This method starts with 90 choose 0 and then transforms it into 90 choose 1, 90 choose 2, ..., 90 choose 5.

Include a check so that coefficients like 90 choose 85 get computed as 90 choose 5, and that way you'll get most out of fixed-with integers.
• 03-26-2007
balazsbotond
Thx
Rashakil Fol,
thanks. That's a really cool solution.

Thanks to the others too!
• 03-26-2007
KONI
Quote:

Originally Posted by balazsbotond
Rashakil Fol,
thanks.
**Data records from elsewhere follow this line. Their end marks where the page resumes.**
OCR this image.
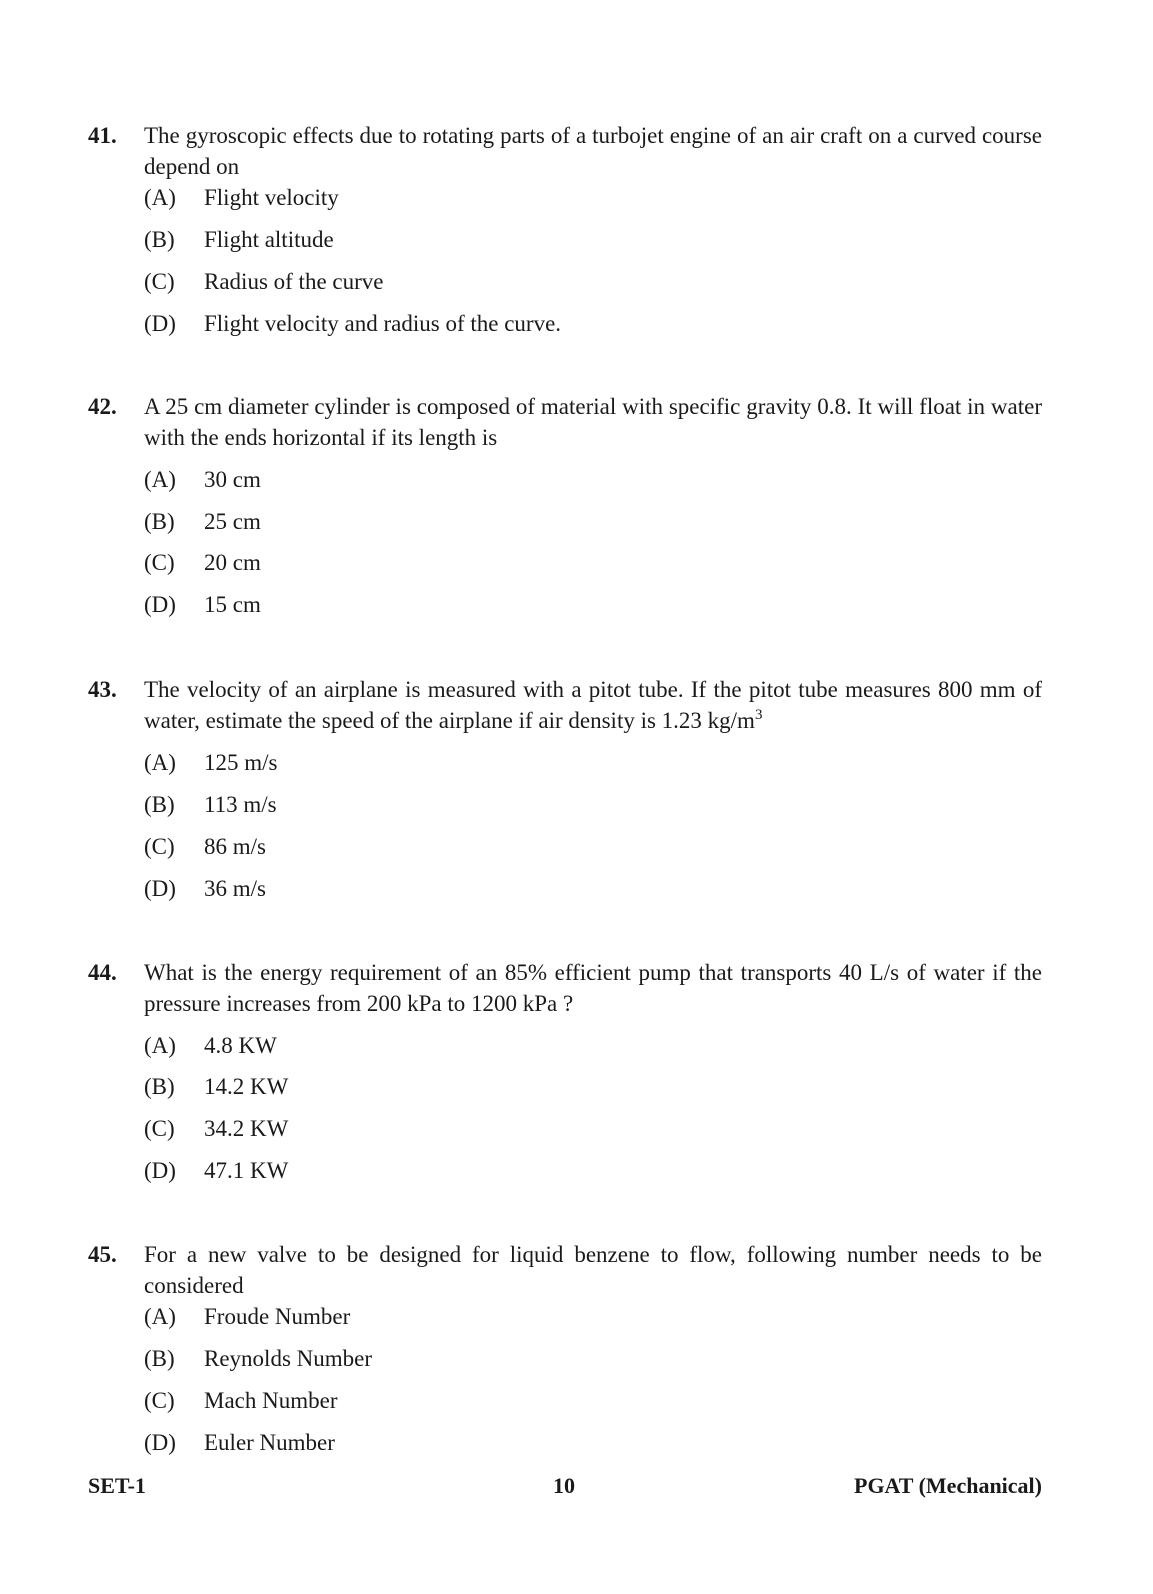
41. The gyroscopic effects due to rotating parts of a turbojet engine of an air craft on a curved course depend on
(A) Flight velocity
(B) Flight altitude
(C) Radius of the curve
(D) Flight velocity and radius of the curve.
42. A 25 cm diameter cylinder is composed of material with specific gravity 0.8. It will float in water with the ends horizontal if its length is
(A) 30 cm
(B) 25 cm
(C) 20 cm
(D) 15 cm
43. The velocity of an airplane is measured with a pitot tube. If the pitot tube measures 800 mm of water, estimate the speed of the airplane if air density is 1.23 $kg/m^3$
(A) 125 m/s
(B) 113 m/s
(C) 86 m/s
(D) 36 m/s
44. What is the energy requirement of an 85% efficient pump that transports 40 L/s of water if the pressure increases from 200 kPa to 1200 kPa ?
(A) 4.8 KW
(B) 14.2 KW
(C) 34.2 KW
(D) 47.1 KW
45. For a new valve to be designed for liquid benzene to flow, following number needs to be considered
(A) Froude Number
(B) Reynolds Number
(C) Mach Number
(D) Euler Number
SET-1	10	PGAT (Mechanical)
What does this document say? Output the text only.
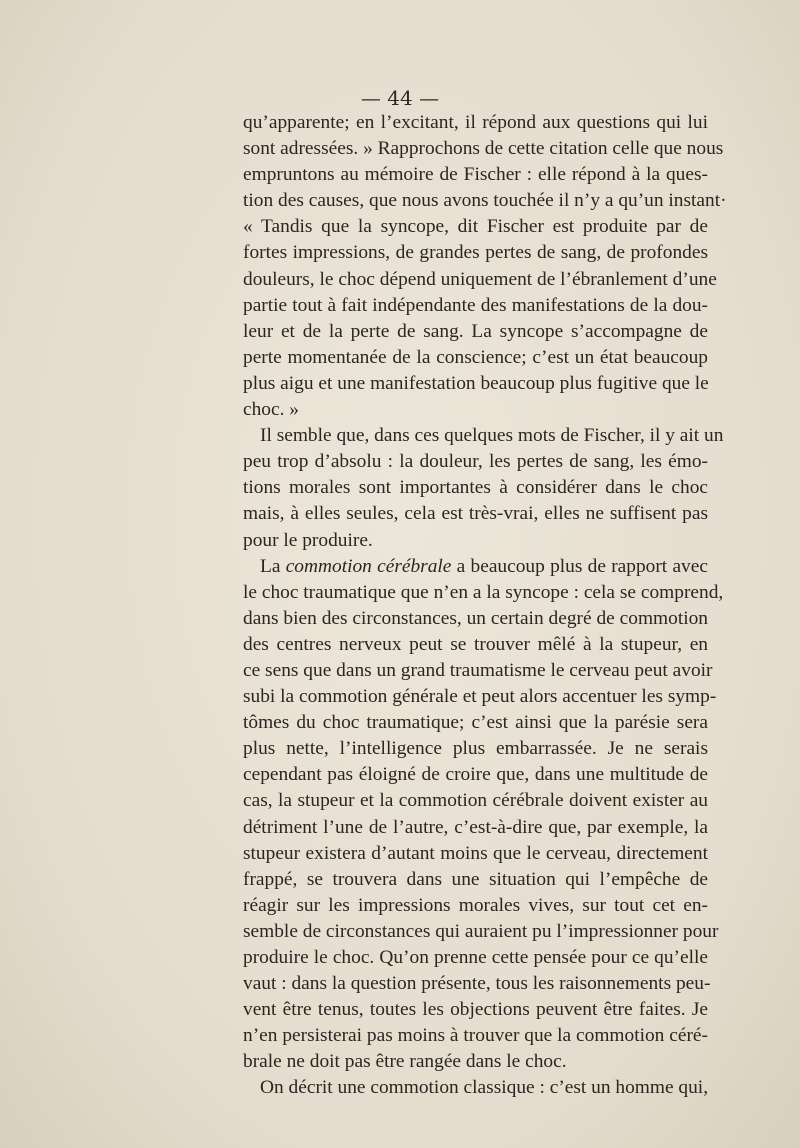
— 44 —
qu’apparente; en l’excitant, il répond aux questions qui lui
sont adressées. » Rapprochons de cette citation celle que nous
empruntons au mémoire de Fischer : elle répond à la ques-
tion des causes, que nous avons touchée il n’y a qu’un instant·
« Tandis que la syncope, dit Fischer est produite par de
fortes impressions, de grandes pertes de sang, de profondes
douleurs, le choc dépend uniquement de l’ébranlement d’une
partie tout à fait indépendante des manifestations de la dou-
leur et de la perte de sang. La syncope s’accompagne de
perte momentanée de la conscience; c’est un état beaucoup
plus aigu et une manifestation beaucoup plus fugitive que le
choc. »
Il semble que, dans ces quelques mots de Fischer, il y ait un
peu trop d’absolu : la douleur, les pertes de sang, les émo-
tions morales sont importantes à considérer dans le choc
mais, à elles seules, cela est très-vrai, elles ne suffisent pas
pour le produire.
La commotion cérébrale a beaucoup plus de rapport avec
le choc traumatique que n’en a la syncope : cela se comprend,
dans bien des circonstances, un certain degré de commotion
des centres nerveux peut se trouver mêlé à la stupeur, en
ce sens que dans un grand traumatisme le cerveau peut avoir
subi la commotion générale et peut alors accentuer les symp-
tômes du choc traumatique; c’est ainsi que la parésie sera
plus nette, l’intelligence plus embarrassée. Je ne serais
cependant pas éloigné de croire que, dans une multitude de
cas, la stupeur et la commotion cérébrale doivent exister au
détriment l’une de l’autre, c’est-à-dire que, par exemple, la
stupeur existera d’autant moins que le cerveau, directement
frappé, se trouvera dans une situation qui l’empêche de
réagir sur les impressions morales vives, sur tout cet en-
semble de circonstances qui auraient pu l’impressionner pour
produire le choc. Qu’on prenne cette pensée pour ce qu’elle
vaut : dans la question présente, tous les raisonnements peu-
vent être tenus, toutes les objections peuvent être faites. Je
n’en persisterai pas moins à trouver que la commotion céré-
brale ne doit pas être rangée dans le choc.
On décrit une commotion classique : c’est un homme qui,
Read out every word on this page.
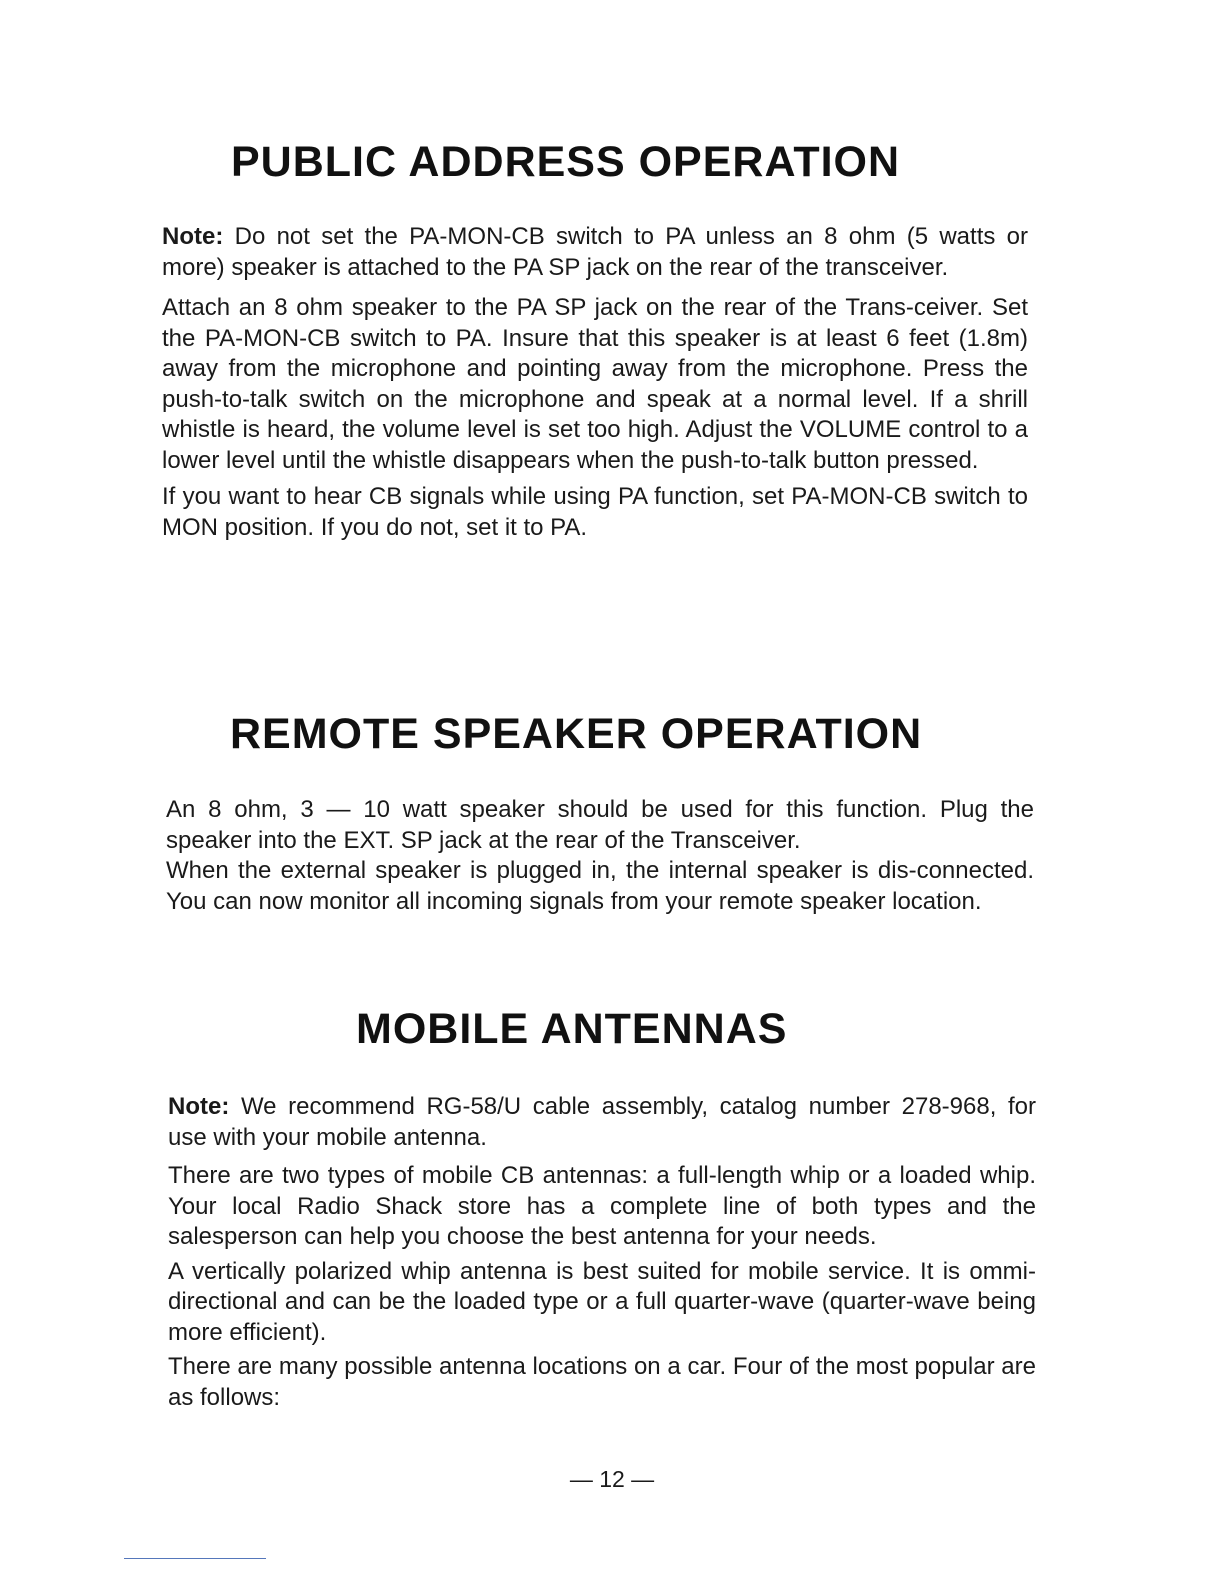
PUBLIC ADDRESS OPERATION

Note: Do not set the PA-MON-CB switch to PA unless an 8 ohm (5 watts or more) speaker is attached to the PA SP jack on the rear of the transceiver.

Attach an 8 ohm speaker to the PA SP jack on the rear of the Trans-ceiver. Set the PA-MON-CB switch to PA. Insure that this speaker is at least 6 feet (1.8m) away from the microphone and pointing away from the microphone. Press the push-to-talk switch on the microphone and speak at a normal level. If a shrill whistle is heard, the volume level is set too high. Adjust the VOLUME control to a lower level until the whistle disappears when the push-to-talk button pressed.

If you want to hear CB signals while using PA function, set PA-MON-CB switch to MON position. If you do not, set it to PA.

REMOTE SPEAKER OPERATION

An 8 ohm, 3 — 10 watt speaker should be used for this function. Plug the speaker into the EXT. SP jack at the rear of the Transceiver.

When the external speaker is plugged in, the internal speaker is dis-connected. You can now monitor all incoming signals from your remote speaker location.

MOBILE ANTENNAS

Note: We recommend RG-58/U cable assembly, catalog number 278-968, for use with your mobile antenna.

There are two types of mobile CB antennas: a full-length whip or a loaded whip. Your local Radio Shack store has a complete line of both types and the salesperson can help you choose the best antenna for your needs.

A vertically polarized whip antenna is best suited for mobile service. It is ommi-directional and can be the loaded type or a full quarter-wave (quarter-wave being more efficient).

There are many possible antenna locations on a car. Four of the most popular are as follows:

— 12 —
That's a really cool solution.

Thanks to the others too!

Be aware that this is only a partial solution though, since you still risk to exceed the maximum integer capacity when dealing with large numbers, since it's takes a while for the divisions to catch up with the multiplications.
• 03-26-2007
balazsbotond
I know, but it still radically reduces the bits I need to do the calculation.
• 03-26-2007
balazsbotond
And I can simplify it even more because n choose k equals n choose n-k, so eg. 100 choose 97 = 100 choose 3.
• 03-26-2007
robatino
If you're willing to compute all the binomial coefficients (n k) for 0 <= k <= n instead of just one, you can do it with Pascal's triangle:

http://en.wikipedia.org/wiki/Pascal's_triangle